The SC directs the chief secretary of states across the country and the managers of the Union Territory to form a special investigation team to check whether forest land owned by their respective income departments has been allocated to private parties for non-forest activities. |Picture source: Special arrangement

In a judgment, the Supreme Court directed states and coalition territorial administrators across the country to form a special investigation team to check whether forest land owned by their respective tax departments has been allocated to private parties for non-forest activities.

Three judges led by India’s Chief Justice BR Gavai directed the authorities to regain such woodland from private and entity and hand it over to the forest department.

“If it is found that the ownership of the land is not in the greater public interest, the state government/union territory should recover the cost of the land from the people/institutions allocated to them and use it for forest development purposes,” the Chief Justice Justice Justice Justice Official, the Official Justice Department, enforced the ruling, the charges.

The entire exercise must be completed within one year.

“Instructing the administrators of all states and all union territories to form a special team to ensure that all these transfers are made within one year from today. Unnecessary statements below should only use these lands for therapeutic purposes for the purpose of forests.”

Use forest land for commercial purposes

The directive was announced to be illegally allocated, with the allocation of reserve forest land on 11.89 hectares of land in Kondhwa Budruk in Pune region of Maharashtra, sold for agricultural purposes in 1998 and sold to builders next year.

Chief Justice Gavai said the case was “how the connection between politicians, bureaucrats and builders led to the conversion of precious forest land for commercial purposes…”

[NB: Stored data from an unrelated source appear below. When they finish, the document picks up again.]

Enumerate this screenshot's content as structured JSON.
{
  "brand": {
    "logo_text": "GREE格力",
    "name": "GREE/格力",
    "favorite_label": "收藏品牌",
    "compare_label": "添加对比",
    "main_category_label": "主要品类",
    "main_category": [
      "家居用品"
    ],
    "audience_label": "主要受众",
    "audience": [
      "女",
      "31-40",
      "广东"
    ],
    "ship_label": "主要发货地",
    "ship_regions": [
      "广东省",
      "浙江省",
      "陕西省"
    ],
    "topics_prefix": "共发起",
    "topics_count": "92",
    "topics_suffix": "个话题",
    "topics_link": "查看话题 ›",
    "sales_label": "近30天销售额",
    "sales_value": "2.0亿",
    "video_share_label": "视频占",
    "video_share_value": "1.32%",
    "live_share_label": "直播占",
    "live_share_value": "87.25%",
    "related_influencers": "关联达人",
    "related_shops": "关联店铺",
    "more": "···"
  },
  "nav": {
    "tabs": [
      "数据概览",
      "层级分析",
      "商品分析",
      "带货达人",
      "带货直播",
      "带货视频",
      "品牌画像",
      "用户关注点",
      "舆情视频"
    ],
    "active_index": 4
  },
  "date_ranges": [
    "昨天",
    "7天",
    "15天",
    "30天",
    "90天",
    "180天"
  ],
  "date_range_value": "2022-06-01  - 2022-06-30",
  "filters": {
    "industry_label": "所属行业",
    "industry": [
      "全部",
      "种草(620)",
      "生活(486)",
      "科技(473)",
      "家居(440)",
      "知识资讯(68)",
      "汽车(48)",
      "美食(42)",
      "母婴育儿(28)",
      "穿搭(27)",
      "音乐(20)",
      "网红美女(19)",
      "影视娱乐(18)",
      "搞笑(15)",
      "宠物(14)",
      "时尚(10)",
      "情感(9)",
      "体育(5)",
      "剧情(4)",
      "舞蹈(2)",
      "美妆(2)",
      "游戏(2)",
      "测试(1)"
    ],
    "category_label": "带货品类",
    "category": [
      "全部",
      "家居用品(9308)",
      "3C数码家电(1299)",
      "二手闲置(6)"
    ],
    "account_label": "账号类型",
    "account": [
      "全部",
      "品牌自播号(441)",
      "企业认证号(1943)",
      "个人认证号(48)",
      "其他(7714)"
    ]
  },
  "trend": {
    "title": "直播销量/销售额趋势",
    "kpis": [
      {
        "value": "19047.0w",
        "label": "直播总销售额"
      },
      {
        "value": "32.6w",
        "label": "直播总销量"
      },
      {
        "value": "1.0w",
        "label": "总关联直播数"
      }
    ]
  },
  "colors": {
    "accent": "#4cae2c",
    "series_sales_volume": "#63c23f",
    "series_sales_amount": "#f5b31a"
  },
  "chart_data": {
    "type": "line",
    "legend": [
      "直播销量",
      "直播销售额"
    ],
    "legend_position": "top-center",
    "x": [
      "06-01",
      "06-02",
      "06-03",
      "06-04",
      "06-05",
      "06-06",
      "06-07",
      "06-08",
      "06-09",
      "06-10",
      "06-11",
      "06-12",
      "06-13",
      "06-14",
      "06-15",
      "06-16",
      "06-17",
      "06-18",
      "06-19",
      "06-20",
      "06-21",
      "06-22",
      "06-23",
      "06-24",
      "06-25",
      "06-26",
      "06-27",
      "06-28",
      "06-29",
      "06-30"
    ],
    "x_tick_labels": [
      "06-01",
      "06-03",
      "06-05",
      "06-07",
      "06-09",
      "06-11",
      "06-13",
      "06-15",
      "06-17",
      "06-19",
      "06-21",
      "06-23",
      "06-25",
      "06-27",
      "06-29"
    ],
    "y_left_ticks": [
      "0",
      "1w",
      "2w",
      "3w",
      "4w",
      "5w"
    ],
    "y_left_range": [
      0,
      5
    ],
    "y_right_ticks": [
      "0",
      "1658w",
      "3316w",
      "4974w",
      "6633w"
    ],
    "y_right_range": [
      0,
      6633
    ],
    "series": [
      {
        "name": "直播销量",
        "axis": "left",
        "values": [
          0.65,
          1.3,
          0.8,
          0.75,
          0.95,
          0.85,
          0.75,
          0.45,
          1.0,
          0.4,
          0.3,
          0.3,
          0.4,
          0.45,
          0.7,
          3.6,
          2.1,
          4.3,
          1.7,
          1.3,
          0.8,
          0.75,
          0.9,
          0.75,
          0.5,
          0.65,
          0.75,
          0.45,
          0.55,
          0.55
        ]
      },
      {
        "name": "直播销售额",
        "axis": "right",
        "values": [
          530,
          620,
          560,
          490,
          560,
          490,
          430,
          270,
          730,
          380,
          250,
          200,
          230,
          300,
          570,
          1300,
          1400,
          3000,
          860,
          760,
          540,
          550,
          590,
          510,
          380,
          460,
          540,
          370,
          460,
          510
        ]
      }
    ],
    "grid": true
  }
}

In 2007, the Supreme Court revoked the environmental clearance granted by the Ministry of Environment and Forests to builders and also canceled the illegal environmental clearance. The court ordered the land to be considered to be owned by the state’s tax office and would be transferred to the forest department.

“People noticed that a large amount of land notified as ‘forest land’ is still in the tax department. This situation created a lot of complexity. Despite the boycott of the forest department, the tax bureau still allocated the land to private/institutions to achieve private/institutions to sentence vital green cover.

The court said there was also a report from the Central Authorization Commission, which was documented by its amicus of the court, senior advocate K. Parameshwar, indicating that “many of forest land has been allocated to private/institutions for non-forgotten purposes”.

Although the Supreme Court order of December 12, 1996 reached that “all ongoing activities in any forest in any state in the country must be stopped immediately without the prior approval of the central government”. Chief Justice Gavai said in his judgment: “Any such distribution after December 12, 1996 is legally unsustainable.”